Then I stumbled on an article about burnout among millennials a friend had posted. Even though I am not a millennial, it very much resonates with me. That constant drive to keep moving, to do more and more, is all too familiar. That’s the other thing about trauma: We’re basically told to just move on from it and return to a normal life. As if that were possible. I left my husband (fearing for my life!!!) and then had to raise a child (who wasn’t even 1 years old then) by myself while fighting off constant court challenges from the by then ex. While I had the privilege of having financial resources (which is HUGE!), I also lived with the expectations that I’ll get a “good education” and then a “good job,” expectations I tried to meet for a couple decades. When I quite this track 10 years or so later, shortly before collapsing, I was in school working toward a (second) masters degree with no chance of actually earning a living doing what I love – writing – because I don’t have the connections. Most recently, I quit another job that I had grown to hate and instead of recovering from that, I organized a cross-continental move. Landing in my new home, I was confronted with the death of my aunt (who died the night I had arrived), and just kept going (mourning? No time!). And someone wondered why I wasn’t looking happy?! After that comment, I wrecked my brain why I still wasn’t happy – adding the burden of being happy… Now I’ve started a 3-year training program that so far has been utterly disappointing – and I wonder why I fall apart when the R. Kelly crap is bringing up my own past and I have a hard time dealing with it?!? There’s nothing left in that resiliency jar because on top of all this, I am also trying to do my part to stave off political disaster (guilt-tripping myself for not doing enough to boot).
Ooph. Just writing that was exhausting!
Although, just like Anne Helen Petersen, the author of the article, I feel a sense of relief having written this, having admitted to what I had been pushing aside: I am burned out! (How can I be burned out, I had been telling myself, when I only work 20 hours/week?) Unlike her, I won’t get paid for my insight(s), though, so I have to figure out how to find other ways to live. A search that, ironically, probably has added to my burnout for I have to find something earth-shattering, something that’ll really change the world, or else I’ll remain a failure. Or so I have learned to tell myself.
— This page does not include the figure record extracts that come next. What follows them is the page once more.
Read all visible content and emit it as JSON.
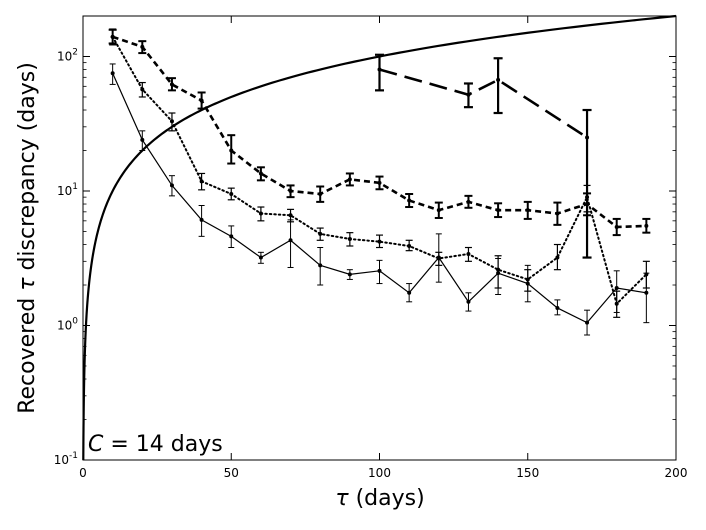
{
  "chart_data": {
    "type": "line",
    "xlabel_symbol": "τ",
    "xlabel_text": " (days)",
    "ylabel_prefix": "Recovered ",
    "ylabel_symbol": "τ",
    "ylabel_suffix": " discrepancy (days)",
    "annotation_symbol": "C",
    "annotation_text": " = 14 days",
    "xlim": [
      0,
      200
    ],
    "ylim": [
      0.1,
      200
    ],
    "yscale": "log",
    "grid": false,
    "x_ticks": [
      {
        "value": 0,
        "label": "0"
      },
      {
        "value": 50,
        "label": "50"
      },
      {
        "value": 100,
        "label": "100"
      },
      {
        "value": 150,
        "label": "150"
      },
      {
        "value": 200,
        "label": "200"
      }
    ],
    "y_ticks": [
      {
        "value": 0.1,
        "base": "10",
        "exp": "-1"
      },
      {
        "value": 1,
        "base": "10",
        "exp": "0"
      },
      {
        "value": 10,
        "base": "10",
        "exp": "1"
      },
      {
        "value": 100,
        "base": "10",
        "exp": "2"
      }
    ],
    "reference_curve": {
      "name": "y = x",
      "style": "thick-solid",
      "x_range": [
        0.1,
        200
      ]
    },
    "series": [
      {
        "name": "solid-thin",
        "style": "solid",
        "x": [
          10,
          20,
          30,
          40,
          50,
          60,
          70,
          80,
          90,
          100,
          110,
          120,
          130,
          140,
          150,
          160,
          170,
          180,
          190
        ],
        "y": [
          75,
          24,
          11,
          6.1,
          4.6,
          3.2,
          4.3,
          2.8,
          2.4,
          2.55,
          1.75,
          3.2,
          1.5,
          2.45,
          2.05,
          1.35,
          1.05,
          1.9,
          1.75
        ],
        "err_low": [
          62,
          20,
          9.2,
          4.6,
          3.8,
          2.9,
          2.7,
          2.0,
          2.2,
          2.05,
          1.5,
          2.1,
          1.28,
          1.7,
          1.5,
          1.2,
          0.85,
          1.25,
          1.05
        ],
        "err_high": [
          88,
          28,
          13,
          7.8,
          5.5,
          3.5,
          6.1,
          3.8,
          2.6,
          3.05,
          2.05,
          4.8,
          1.75,
          3.15,
          2.8,
          1.55,
          1.3,
          2.55,
          2.45
        ]
      },
      {
        "name": "dotted",
        "style": "dotted",
        "x": [
          10,
          20,
          30,
          40,
          50,
          60,
          70,
          80,
          90,
          100,
          110,
          120,
          130,
          140,
          150,
          160,
          170,
          180,
          190
        ],
        "y": [
          140,
          57,
          33,
          11.8,
          9.5,
          6.8,
          6.6,
          4.8,
          4.4,
          4.2,
          3.9,
          3.15,
          3.4,
          2.6,
          2.2,
          3.2,
          9.0,
          1.45,
          2.4
        ],
        "err_low": [
          122,
          50,
          28,
          10.2,
          8.6,
          6.0,
          5.9,
          4.3,
          3.9,
          3.8,
          3.6,
          2.8,
          3.0,
          1.9,
          1.8,
          2.6,
          7.0,
          1.15,
          1.9
        ],
        "err_high": [
          160,
          64,
          38,
          13.5,
          10.5,
          7.6,
          7.3,
          5.3,
          4.9,
          4.7,
          4.3,
          3.5,
          3.8,
          3.3,
          2.6,
          4.0,
          11.0,
          1.8,
          3.0
        ]
      },
      {
        "name": "dashed",
        "style": "dashed",
        "x": [
          10,
          20,
          30,
          40,
          50,
          60,
          70,
          80,
          90,
          100,
          110,
          120,
          130,
          140,
          150,
          160,
          170,
          180,
          190
        ],
        "y": [
          140,
          118,
          62,
          47,
          20,
          13.5,
          10,
          9.5,
          12.2,
          11.5,
          8.5,
          7.2,
          8.3,
          7.2,
          7.2,
          6.8,
          8.0,
          5.4,
          5.5
        ],
        "err_low": [
          125,
          106,
          56,
          41,
          16,
          12,
          9.0,
          8.3,
          11.0,
          10.3,
          7.6,
          6.3,
          7.5,
          6.4,
          6.2,
          5.6,
          6.6,
          4.7,
          4.9
        ],
        "err_high": [
          158,
          130,
          69,
          54,
          26,
          15,
          11,
          10.8,
          13.5,
          12.8,
          9.5,
          8.2,
          9.2,
          8.1,
          8.3,
          8.2,
          9.6,
          6.2,
          6.2
        ]
      },
      {
        "name": "long-dashed",
        "style": "long-dashed",
        "x": [
          100,
          130,
          140,
          170
        ],
        "y": [
          80,
          52,
          67,
          25
        ],
        "err_low": [
          56,
          42,
          38,
          3.2
        ],
        "err_high": [
          103,
          63,
          97,
          40
        ]
      }
    ]
  }
}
Again, I wonder how so many of the things Petersen attributes to millennials have plagued me for so long. Maybe it’s because I lived in the center of optimization – the San Francisco Bay Area – or maybe it’s that I am a bit of a canary in the white patriarchal coal mine that is our culture. Culture, I am learning, is independent of country. Germany has a culture (setting aside more typical German things, like Reibekuchen or Spätzle) that is oh too similar to the U.S.: Rape culture; white supremacy; patriarchy; capitalism. There’s no moving away from it. Maybe there is a way to change that, though, something I am even more interested in now.